Human Rights Watch: Zwei iPhones von Menschenrechtlerin mit NSO-Spyware gehackt
Eine Direktorin von Human Rights Watch im Libanon wurde mehrmals mit der Pegasus-Spyware angegriffen. Sie hat die heftige Explosion in Beirut untersucht.
Eine Direktorin von Human Rights Watch ist insgesamt fünf Mal mit der Pegasus-Spyware des israelischen Unternehmens NSO attackiert und danach mutmaßlich ausspioniert worden. Das hat die Menschenrechtsorganisation nun öffentlich gemacht und gleichzeitig die Forderung wiederholt, dass der internationale Handel mit Überwachungstechnik endlich reguliert werden müsse. Gefunden wurde die Spyware demnach auf dem aktuellen iPhone (12) und dem vorher genutzten iPhone (XS) von Lama Fakih. Die leitet die Abteilung Krisen und Konflikte bei Human Rights Watch sowie das Büro der Organisation in der libanesischen Hauptstadt Beirut. Human Rights Watch hatte der NSO Group schon vor den Enthüllungen vom vergangenen Sommer Menschenrechtsverletzungen vorgeworfen.
Pegasus wohl gegen Hunderte im Libanon eingesetzt
Auf den mutmaßlich von einer staatlichen Stelle durchgeführten Angriff aufmerksam gemacht wurde Fakih demnach von Apple. Per E-Mail, iMessage und Benachrichtigung beim Einloggen mit ihrer AppleID sei sie darauf hingewiesen worden, dass staatliche unterstützte Hacker ihr persönliches iPhone angreifen würden. Expertenteams von Human Rights Watch und Amnesty Internationale hätten dann bestätigt, dass ihr aktuelles Gerät und ihr vorher genutztes Mobiltelefon mit Pegasus infiziert worden seien. Beide Male sei ein Zero-Click-Exploit eingesetzt worden, Fakih hatte also nicht einmal auf einen gefährlichen Link geklickt. Der erste Angriff sei am 6. April 2021, der fünfte um den 23. August 2021 erfolgt, also nach Beginn der öffentlichen Debatte rund um die NSO-Spyware.
Fakih hat zur Zeit der Angriffe die katastrophale Explosion untersucht, die Libanons Hauptstadt am 4. August 2020 erschüttert und mehr als 200 Menschen getötet hat. Die Menschenrechtlerin ist nicht die erste Person aus dem Libanon, die mit der hochentwickelten Spyware angegriffen und ausspioniert wurde. Im Herbst hatte der in Beirut arbeitende Nahost-Korrespondent der New York Times Ben Hubbard öffentlich gemacht, dass er mit Pegasus angegriffen wurde. Laut dem libanesischen Magazin Daraj standen etwa 300 libanesische Telefonnummern auf jener Liste von 50.000 Zielpersonen, die mit Pegasus angegriffen wurden und mit der die aktuelle Enthüllungsserie um NSO ihren Ausgang genommen hat.

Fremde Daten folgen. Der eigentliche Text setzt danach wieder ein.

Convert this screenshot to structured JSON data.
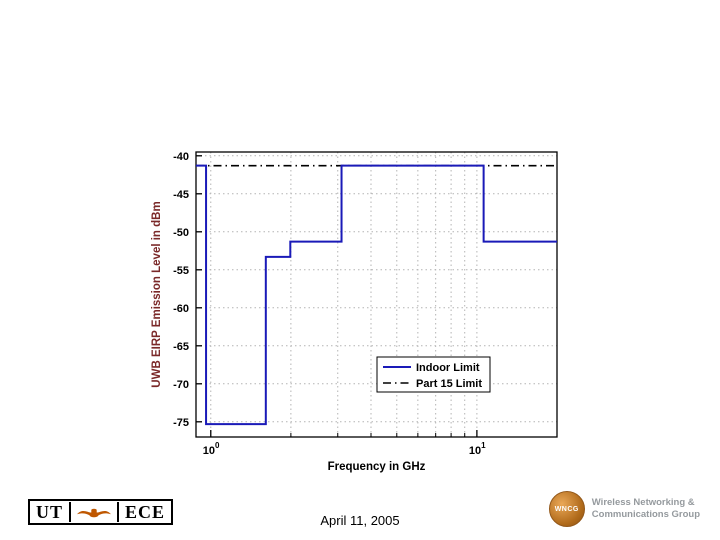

Während die für Pegasus verantwortliche NSO Group seitdem ununterbrochen versichert, dass die hochentwickelte Spyware nur an Regierungen gegeben werde, um im Kampf gegen organisierte Kriminalität und Terrorismus zu helfen, strafen die Enthüllungen sie seit Monaten Lügen. So erschüttert ein als "Polens Watergate" betitelter Skandal um ausspionierte Oppositionelle aktuell die polnische Politik, in Israel gibt es Vorwürfe, dass die Polizei ohne richterliche Kontrolle mit Pegasus gegen Regierungskritiker:innen vorgegangen sei. In El Salvador wurde die Spyware bei Dutzenden Journalist:innen gefunden. Im Fall von Lama Fakih hat NSO eine Einschätzung dazu angekündigt, ob eine richtige Untersuchung des Vorwurfs nötig sei.